Here's Paul Krugman giving a big raspberry to the right wing nuts who have been pushing the agenda of Andrew Mellon with austerity. Mellon's famous quote was "liquidate labor, liquidate stocks, liquidate farmers, liquidate real estate… it will purge the rottenness out of the system. High costs of living and high living will come down. People will work harder, live a more moral life. Values will be adjusted, and enterprising people will pick up from less competent people."

Well Ireland and done everything Mellon asked and it is on its knees and gasping. Iceland took a more modern approach, a "heterodox" approach, where economic failure is not seen as a sin that must be expiated by long suffering through austerity.
Ice And Fire Update

Iceland is growing again. Of the excessive peripherals — Ireland, Iceland, Latvia, Estonia — Iceland had by far the biggest excesses, with a totally ludicrous buildup of debt. Yet through the magic of default and devaluation, it’s actually doing better than the other three.

One of the remarkable things about the crisis of the past three years is that it has ended up strengthening the political hand of hard-money, austerity-imposing orthodoxy — yet the reality is that heterodoxy has worked much better in practice.
And this...
Poles Apart

Good piece in the Times about the advantages Poland is deriving from not having adopted the euro (yet):

The floating zloty, which has fallen about 18 percent against the euro since early 2009, acted as a pressure release valve, helping to keep Polish products competitive on world markets and insulating Poland from the effects of the sovereign debt crisis.

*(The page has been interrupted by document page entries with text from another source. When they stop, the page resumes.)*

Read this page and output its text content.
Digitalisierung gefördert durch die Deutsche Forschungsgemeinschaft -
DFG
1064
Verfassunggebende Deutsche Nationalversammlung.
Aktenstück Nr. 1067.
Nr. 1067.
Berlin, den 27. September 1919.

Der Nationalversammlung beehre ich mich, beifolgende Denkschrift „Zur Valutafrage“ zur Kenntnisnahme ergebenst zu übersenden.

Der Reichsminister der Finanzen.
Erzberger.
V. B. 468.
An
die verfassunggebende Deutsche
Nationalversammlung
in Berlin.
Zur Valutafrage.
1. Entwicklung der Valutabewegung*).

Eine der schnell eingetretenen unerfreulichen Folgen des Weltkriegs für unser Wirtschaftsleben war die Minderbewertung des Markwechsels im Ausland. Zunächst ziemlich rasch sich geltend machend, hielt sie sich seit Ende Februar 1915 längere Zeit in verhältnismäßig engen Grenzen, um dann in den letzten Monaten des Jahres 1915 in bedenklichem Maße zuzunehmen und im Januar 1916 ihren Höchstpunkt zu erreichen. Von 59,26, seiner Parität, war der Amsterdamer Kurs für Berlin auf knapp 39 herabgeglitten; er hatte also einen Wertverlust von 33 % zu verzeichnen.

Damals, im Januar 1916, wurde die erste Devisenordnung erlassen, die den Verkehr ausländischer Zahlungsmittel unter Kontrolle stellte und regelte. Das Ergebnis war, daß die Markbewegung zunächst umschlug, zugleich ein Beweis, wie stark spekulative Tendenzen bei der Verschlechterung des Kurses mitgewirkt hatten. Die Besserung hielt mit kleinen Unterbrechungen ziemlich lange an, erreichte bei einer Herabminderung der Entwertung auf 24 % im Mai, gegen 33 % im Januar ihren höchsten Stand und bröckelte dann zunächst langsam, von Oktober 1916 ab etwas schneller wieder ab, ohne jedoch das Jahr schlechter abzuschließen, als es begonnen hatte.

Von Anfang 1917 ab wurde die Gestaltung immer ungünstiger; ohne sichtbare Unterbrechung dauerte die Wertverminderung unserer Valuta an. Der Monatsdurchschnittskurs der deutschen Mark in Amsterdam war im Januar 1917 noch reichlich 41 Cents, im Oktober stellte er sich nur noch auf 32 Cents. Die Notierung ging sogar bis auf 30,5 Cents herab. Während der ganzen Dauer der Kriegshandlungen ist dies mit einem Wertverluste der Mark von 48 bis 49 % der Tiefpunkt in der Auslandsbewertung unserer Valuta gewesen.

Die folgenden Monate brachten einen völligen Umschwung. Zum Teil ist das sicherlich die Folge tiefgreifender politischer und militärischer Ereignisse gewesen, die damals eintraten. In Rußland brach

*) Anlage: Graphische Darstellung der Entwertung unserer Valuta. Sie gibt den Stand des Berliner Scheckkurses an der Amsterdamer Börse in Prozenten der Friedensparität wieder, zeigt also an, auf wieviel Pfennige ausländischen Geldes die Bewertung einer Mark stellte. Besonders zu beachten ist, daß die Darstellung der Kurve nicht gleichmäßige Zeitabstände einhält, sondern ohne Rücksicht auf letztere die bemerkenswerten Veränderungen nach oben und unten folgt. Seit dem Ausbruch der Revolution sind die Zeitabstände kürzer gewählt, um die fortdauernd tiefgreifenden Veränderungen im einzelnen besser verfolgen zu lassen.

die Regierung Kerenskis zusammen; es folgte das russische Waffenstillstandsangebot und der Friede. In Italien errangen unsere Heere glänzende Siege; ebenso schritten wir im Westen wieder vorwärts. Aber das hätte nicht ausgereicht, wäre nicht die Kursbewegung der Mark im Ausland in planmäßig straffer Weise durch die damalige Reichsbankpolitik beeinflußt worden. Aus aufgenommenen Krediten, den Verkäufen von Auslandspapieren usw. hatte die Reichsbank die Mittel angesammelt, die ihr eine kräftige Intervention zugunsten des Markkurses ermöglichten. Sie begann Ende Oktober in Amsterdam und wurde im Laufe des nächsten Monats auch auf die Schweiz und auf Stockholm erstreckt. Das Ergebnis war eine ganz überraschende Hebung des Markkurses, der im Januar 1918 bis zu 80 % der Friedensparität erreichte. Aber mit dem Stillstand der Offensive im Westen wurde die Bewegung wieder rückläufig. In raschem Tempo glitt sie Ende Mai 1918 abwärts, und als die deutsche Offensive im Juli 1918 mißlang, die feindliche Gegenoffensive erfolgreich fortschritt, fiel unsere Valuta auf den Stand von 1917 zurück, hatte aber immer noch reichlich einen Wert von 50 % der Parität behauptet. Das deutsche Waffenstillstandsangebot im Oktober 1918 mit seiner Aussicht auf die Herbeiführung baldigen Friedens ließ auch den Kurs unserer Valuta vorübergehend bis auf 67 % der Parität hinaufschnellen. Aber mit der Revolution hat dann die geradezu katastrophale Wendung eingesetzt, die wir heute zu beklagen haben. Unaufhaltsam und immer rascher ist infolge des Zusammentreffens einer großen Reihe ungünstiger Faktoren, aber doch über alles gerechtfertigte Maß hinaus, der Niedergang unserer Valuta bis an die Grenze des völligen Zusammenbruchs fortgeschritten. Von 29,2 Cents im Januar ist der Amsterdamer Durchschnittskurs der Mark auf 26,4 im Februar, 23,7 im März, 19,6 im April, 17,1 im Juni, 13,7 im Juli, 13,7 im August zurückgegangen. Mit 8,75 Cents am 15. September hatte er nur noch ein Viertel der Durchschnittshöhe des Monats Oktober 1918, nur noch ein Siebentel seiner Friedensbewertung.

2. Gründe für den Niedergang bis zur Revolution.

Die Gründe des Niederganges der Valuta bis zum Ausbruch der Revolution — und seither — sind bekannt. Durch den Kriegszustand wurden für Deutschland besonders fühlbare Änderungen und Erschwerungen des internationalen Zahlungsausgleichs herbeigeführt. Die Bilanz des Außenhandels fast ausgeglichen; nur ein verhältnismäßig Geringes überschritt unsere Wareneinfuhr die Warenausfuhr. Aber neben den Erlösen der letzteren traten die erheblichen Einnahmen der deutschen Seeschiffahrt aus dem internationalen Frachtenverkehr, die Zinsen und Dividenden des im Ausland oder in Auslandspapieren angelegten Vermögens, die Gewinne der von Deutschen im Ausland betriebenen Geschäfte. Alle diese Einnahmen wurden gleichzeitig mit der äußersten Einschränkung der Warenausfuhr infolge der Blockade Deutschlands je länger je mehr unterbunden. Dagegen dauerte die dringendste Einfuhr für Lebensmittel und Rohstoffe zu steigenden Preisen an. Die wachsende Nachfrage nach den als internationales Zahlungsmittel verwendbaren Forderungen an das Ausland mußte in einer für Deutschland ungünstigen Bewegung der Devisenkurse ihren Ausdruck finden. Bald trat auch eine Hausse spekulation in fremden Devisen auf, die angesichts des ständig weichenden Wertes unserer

Poland has proved itself to be Europe’s most dogged economy during the last two years. It was the only member of the European Union to avoid recession, soldiering on even after a plane crash in April killed much of the political elite, including the president and the central bank governor. No banks needed to be rescued.
You want to think about just how hard it would be to cut wages 18 percent, as opposed to achieving it automatically via depreciation.

Sadly, Obama appears to be more in the "austerity" camp. So 8 million Americans will pay for the sins of Wall Street with its collateralized mortgage obligations based on liar loans and a financial system run amok because the "deregulate, deregulate, deregulate" philosophy of the Republicans said that big money would look after itself. Well, instead big money fleeced the economy. Meanwhile, Bush and Obama gave the Wall Street bankers hundreds of billions to "make the whole" while it is giving the tough love of "austerity" as the medicine for Main Street and all the unemployed, underemployed, and foreclosed upon "little people".

Krugman has the right to say "I told you so." If you go look at his record of economic advice it has been consistent and correct. Sadly Obama wasn't interested. Obama decided to continue to Bush policy of heal Wall Street and let Main Street flounder. Obama negotiated with himself over stimulus and unemployment extensions and has managed to talk himself into cutting it down to something acceptable to the Republicans before he ever entered into "negotiations" with the Republicans. So the Republicans were able to ensure that the billionaires and millionaires will get "relief" from these hard times.